TGI de Bobigny, comparutions immédiates du mercredi 25 mars
Au mauvais endroit, au mauvais moment, mais certainement avec la bonne gueule de l’emploi. Benoît, David et Abdelhadi, 20 ans tous les trois, sont nés et ont grandi à Bondy, dans le 9-3. Ils comparaissaient ce mercredi devant le tribunal correctionnel de Bobigny pour « vol en réunion avec dégradation ». Malgré le dossier à charge de la Police, ils nient les faits.
Le 22 mars à trois heures du matin, un véhicule de la BAC patrouille dans une cité de Villemomble (93). Garée dans un parking, une Fiat Punto vide au coffre ouvert et à la fenêtre brisée attire leur attention – le véhicule a visiblement été fracturé.

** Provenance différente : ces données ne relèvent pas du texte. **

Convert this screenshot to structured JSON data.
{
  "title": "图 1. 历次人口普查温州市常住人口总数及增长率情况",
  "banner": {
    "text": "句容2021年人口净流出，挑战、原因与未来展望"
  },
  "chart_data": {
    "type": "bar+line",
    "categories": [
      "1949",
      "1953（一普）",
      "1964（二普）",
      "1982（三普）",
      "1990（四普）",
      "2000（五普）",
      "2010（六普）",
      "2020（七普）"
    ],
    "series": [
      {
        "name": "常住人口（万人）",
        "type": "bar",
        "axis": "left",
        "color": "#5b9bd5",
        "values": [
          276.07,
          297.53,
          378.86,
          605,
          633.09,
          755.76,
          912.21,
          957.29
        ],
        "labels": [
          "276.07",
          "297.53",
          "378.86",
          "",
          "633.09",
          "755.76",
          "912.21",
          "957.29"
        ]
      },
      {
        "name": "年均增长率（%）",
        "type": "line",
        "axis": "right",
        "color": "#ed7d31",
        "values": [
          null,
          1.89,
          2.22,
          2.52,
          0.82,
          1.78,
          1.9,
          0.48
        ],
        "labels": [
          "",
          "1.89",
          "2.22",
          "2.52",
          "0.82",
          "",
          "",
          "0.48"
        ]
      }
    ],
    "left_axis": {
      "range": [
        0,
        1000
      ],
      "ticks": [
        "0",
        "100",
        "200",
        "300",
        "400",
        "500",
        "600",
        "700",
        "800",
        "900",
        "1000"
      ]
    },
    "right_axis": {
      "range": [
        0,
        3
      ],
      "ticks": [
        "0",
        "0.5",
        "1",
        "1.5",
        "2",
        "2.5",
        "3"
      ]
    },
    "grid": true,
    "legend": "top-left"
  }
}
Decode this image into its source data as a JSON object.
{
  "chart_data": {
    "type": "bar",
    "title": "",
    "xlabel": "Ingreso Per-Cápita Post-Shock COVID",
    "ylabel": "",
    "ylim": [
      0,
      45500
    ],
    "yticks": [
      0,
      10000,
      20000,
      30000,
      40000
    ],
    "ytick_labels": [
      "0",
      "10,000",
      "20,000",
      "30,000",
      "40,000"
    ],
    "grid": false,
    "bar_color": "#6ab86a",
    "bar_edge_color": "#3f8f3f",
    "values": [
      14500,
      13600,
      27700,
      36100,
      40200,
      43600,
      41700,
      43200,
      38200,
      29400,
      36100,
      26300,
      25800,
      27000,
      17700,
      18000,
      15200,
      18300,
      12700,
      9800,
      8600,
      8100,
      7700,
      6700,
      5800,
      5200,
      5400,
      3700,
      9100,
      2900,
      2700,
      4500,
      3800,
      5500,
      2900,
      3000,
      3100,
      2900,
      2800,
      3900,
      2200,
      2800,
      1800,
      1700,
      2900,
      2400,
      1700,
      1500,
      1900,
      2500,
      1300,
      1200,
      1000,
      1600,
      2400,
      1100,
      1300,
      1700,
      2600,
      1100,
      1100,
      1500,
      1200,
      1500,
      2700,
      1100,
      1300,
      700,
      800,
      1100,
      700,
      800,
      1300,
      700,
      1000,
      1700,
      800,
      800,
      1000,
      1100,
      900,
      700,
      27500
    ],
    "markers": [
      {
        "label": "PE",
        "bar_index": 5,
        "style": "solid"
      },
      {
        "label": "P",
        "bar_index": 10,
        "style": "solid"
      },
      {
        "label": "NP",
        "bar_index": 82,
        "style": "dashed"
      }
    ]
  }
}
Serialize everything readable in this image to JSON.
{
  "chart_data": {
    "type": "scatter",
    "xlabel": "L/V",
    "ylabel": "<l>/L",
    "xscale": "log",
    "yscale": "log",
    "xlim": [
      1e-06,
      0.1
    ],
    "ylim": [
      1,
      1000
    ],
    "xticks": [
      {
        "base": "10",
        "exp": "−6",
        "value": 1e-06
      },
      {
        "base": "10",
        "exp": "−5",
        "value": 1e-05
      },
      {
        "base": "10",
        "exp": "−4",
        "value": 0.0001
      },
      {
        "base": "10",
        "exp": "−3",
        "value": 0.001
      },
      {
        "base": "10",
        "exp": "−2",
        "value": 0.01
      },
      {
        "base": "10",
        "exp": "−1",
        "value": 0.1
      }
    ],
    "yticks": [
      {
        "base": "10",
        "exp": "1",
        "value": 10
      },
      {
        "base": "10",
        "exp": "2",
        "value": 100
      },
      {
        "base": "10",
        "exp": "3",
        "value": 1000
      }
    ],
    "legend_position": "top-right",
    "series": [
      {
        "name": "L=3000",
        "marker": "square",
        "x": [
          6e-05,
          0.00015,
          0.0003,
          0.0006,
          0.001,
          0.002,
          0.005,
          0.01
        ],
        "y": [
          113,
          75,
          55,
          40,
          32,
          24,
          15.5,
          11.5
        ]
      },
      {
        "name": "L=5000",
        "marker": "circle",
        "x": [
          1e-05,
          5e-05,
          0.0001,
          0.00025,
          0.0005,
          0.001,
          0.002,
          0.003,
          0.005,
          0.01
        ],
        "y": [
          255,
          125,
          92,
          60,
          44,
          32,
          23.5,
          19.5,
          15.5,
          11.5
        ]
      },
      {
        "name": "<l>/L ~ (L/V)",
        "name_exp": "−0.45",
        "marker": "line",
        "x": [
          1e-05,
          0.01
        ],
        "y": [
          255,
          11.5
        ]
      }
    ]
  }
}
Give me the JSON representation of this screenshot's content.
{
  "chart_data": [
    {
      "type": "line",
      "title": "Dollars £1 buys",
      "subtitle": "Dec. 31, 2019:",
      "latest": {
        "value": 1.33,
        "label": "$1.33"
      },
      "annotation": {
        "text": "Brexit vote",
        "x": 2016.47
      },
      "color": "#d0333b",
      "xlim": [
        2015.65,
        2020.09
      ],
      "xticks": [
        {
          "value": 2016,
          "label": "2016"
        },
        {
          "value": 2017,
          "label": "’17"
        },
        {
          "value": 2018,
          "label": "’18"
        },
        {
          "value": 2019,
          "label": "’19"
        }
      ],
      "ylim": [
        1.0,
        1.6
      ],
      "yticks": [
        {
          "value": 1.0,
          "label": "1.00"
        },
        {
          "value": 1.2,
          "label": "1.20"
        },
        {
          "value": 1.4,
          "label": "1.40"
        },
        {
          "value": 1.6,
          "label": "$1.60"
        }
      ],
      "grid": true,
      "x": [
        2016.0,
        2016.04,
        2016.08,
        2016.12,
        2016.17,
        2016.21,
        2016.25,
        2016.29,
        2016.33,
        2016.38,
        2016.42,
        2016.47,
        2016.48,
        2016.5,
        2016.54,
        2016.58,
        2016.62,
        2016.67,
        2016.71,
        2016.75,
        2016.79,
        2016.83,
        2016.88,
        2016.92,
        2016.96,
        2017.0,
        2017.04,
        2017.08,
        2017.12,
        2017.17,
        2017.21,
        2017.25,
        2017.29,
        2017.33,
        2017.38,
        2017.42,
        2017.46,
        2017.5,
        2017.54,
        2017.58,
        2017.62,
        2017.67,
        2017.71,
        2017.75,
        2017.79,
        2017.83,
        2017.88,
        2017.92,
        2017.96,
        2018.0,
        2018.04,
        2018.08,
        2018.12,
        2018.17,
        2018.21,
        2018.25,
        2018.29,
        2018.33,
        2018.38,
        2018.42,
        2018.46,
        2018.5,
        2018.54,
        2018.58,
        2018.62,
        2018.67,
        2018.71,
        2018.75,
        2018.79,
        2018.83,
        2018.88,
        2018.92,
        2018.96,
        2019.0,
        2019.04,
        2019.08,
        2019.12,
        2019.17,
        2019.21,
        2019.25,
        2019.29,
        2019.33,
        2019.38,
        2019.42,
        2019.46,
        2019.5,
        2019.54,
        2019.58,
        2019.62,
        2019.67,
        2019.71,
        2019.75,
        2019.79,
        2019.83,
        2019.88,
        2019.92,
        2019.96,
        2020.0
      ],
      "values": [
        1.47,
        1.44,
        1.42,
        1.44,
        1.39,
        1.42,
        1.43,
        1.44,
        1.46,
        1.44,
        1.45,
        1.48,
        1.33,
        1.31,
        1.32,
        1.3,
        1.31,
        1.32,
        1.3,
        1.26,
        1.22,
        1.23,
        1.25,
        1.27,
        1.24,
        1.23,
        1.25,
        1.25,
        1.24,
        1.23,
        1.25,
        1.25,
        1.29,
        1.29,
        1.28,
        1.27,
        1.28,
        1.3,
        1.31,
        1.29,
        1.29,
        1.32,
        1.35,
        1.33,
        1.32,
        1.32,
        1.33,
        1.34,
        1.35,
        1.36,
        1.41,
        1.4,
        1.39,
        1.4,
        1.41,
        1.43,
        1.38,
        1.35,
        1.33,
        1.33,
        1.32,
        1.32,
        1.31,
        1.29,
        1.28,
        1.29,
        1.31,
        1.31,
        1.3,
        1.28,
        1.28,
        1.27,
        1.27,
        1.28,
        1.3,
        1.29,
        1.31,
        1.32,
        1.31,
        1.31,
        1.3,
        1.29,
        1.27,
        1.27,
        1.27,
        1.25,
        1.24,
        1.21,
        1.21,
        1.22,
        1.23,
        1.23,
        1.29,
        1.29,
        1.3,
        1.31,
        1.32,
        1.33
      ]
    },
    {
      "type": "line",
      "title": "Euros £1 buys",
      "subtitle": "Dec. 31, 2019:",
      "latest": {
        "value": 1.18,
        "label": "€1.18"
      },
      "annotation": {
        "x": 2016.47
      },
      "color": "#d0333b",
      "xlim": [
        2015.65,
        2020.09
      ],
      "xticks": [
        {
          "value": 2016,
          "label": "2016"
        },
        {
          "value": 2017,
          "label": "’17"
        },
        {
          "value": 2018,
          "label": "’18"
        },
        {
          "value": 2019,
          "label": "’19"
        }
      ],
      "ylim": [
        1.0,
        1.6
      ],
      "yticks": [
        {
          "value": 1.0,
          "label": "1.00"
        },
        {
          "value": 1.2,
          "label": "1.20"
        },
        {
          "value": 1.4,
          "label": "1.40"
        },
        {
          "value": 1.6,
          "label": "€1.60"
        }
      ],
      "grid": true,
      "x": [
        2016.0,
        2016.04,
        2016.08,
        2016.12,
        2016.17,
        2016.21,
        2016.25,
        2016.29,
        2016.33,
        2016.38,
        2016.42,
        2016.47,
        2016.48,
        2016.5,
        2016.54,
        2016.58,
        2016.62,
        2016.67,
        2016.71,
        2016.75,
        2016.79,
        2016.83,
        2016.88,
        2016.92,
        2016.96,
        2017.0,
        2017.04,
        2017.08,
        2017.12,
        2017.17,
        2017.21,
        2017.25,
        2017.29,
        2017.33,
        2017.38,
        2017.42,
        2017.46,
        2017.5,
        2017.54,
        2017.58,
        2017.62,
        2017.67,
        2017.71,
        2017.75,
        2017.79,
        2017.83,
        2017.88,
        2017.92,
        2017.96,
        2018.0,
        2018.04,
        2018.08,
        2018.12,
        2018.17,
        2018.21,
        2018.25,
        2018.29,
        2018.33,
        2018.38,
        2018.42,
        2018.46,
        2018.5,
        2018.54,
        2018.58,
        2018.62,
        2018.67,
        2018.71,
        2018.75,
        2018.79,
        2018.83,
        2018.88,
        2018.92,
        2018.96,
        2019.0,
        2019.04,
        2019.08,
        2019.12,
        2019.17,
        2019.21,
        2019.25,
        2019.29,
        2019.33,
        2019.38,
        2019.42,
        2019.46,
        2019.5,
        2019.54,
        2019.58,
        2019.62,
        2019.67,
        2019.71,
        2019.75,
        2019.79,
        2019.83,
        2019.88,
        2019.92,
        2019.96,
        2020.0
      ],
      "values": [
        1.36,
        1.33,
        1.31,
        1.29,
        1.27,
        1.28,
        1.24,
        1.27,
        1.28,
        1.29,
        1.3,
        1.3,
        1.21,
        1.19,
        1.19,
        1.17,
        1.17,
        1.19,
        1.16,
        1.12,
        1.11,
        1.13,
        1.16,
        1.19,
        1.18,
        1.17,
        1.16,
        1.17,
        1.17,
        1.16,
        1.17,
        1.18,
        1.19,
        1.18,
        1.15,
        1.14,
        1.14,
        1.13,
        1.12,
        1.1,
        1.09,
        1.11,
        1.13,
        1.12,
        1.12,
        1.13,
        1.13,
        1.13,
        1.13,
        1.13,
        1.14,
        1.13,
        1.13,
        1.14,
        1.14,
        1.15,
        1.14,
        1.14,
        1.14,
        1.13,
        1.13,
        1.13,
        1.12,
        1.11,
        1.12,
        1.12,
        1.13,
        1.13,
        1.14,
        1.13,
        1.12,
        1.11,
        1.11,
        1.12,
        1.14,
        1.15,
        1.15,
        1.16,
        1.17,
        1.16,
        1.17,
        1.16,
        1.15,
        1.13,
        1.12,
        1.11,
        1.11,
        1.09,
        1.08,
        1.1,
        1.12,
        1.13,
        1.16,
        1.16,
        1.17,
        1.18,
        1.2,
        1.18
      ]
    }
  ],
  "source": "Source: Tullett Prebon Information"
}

À une vingtaine de mètres, trois jeunes sont garés sur le bas-côté. « Dans la pénombre » précise le PV, deux d’entre eux fouillent leur coffre à l’aide d’une lampe torche, un troisième attend à l’intérieur, assis sur la banquette arrière. Les policiers descendent et leur demandent « ce qu’ils font là ». « On est venu voir des amis dans le quartier », répond l’un. À l’intérieur du coffre encore ouvert, les policiers aperçoivent une paire de gants, une clef à molette et des outils divers. Le véhicule est alors entièrement fouillé par les agents. Par terre, à l’avant du véhicule, ils dénichent un gant en plastique renfermant une gourmette de pacotille et, sur la banquette arrière, une montre de marque Festina d’une valeur de 100€. Les trois jeunes sont aussitôt menottés et embarqués.
Le lendemain, la propriétaire de la Fiat Punto est interrogée. Oui, oui, on lui a bien brisé la vitre arrière de son véhicule et « dérobé un triangle de signalisation et un gilet fluo ». Lui a-t-on aussi volé des bijoux ? Oui, dit-elle aux policiers, il y avait effectivement « un sac en plastique dans la roue de secours contenant des objets de valeur ». Reconnaît-elle cette montre et cette gourmette comme étant les siens ? Oui, ce sont effectivement ceux de son mari – un cadeau offert par leur fille. Ils n’ont du coup aucune facture, mais ce sont bien les effets de son conjoint.
« La gourmette m’appartient », assure de son côté Abdelhadi au Président du Tribunal. Et d’expliquer : « Quelques jours plus tôt, j’avais fait des réparations sur ma voiture avec des gants en plastique. En l’ôtant, ma gourmette est partie avec. J’ai jeté le gant contenant la gourmette à l’avant de ma voiture en me disant que je la récupérerais plus tard ». Benoît prend la parole à son tour : « La montre, c’est la mienne – je la retire souvent parce qu’elle est lourde et qu’elle me gène. J’ai d’ailleurs demandé à ma sœur de vous ramener la facture ».
« Monsieur le Président, la prochaine fois que je me pencherai dans le coffre de ma voiture pour y chercher quelque chose, je vérifierai auparavant qu’aucun véhicule de la BAC ne patrouille dans les alentours, lance la défense. Parce que des outils, j’en ai moi-même à l’arrière de ma voiture et je ne vois pas en quoi cela constitue une infraction ».
Casiers vides, familles unies et sans problèmes particuliers, les trois jeunes présentent le même type de profil avec un CAP en poche et quelques difficultés pour dénicher un emploi stable. L’avocate regrette que l’on ait malgré tout passé leurs identités « sous tous les fichiers existants » pour un résultat nul, que l’on ai perquisitionné chez le conducteur et que l’on se soit même rendu chez son employeur – « qui maintenant, bravo, est au courant de l’affaire » : « On reproche à ces jeunes de ne pas avoir d’ambition professionnelle, mais le seul des trois à avoir une piste de CDI, on le plombe ! » A l’entendre, l’enquête de police a bel et bien été « forcée » : « Dans ce dossier pourtant si complet, pourquoi n’y a-t-il aucune photo des pièces à convictions ? Pourquoi la victime n’est-elle pas présente ? Allons-y ! Comparons les numéros de séries de la montre et de la facture. Ah non, excusez-moi, on joue de malchance, la montre a été “rendue” à la victime ».
Le jugement. Relaxe pour les trois prévenus.